Pada hemat Sunan Kalijaga, kebiasaan
lama akan hilang dengan sendirinya jika Islam sudah dipahami. Karenanya,
beliau kemudian menggunakan seni ukir, wayang, gamelan, serta seni
suara suluk sebagai sarana dakwah. Beliaulah pencipta berbagai tradisi,
seperti baju taqwa, Perayaan Sekatenan, Grebeg Maulud, bahkan berbagai
lakon wayang – di antaranya Layang Kalimasada.
Sunan Kalijaga
juga terkenal sebagai seorang wali yang sangat merakyat, sehingga sering
dijuluki sebagai muballigh keliling atau dai kelana.
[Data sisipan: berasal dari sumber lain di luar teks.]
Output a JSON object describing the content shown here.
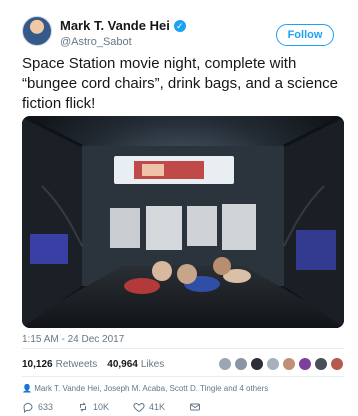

Tak cuma wong
cilik yang suka mendengar wejangannya, kaum bangsawan dan cendekiawan
pun amat simpati kepada beliau, karena caranya mensyiarkan agama Islam
yang disesuaikan dengan keadaan dan zaman. Namun, terlepas dari sikap
tolerannya, Sunan Kalijaga juga seorang wali yang kritis.
Metode
dakwah yang terkesan sinkretis tersebut kemudian terbukti sangat
efektif. Sebagian besar adipati di Jawa memeluk Islam melalui Sunan
Kalijaga. Di antaranya Adipati Pandanaran, Kartasura, Kebumen, Banyumas,
serta Pajang (sekarang Kotagede, Yogya).
Tahun wafat Sunan Kalijaga
tak tercatat. Beliau dimakamkan di Desa Kadilangu, termasuk daerah
Kabupaten Demak, yang terletak di sebelah timur laut kota Bintoro Demak.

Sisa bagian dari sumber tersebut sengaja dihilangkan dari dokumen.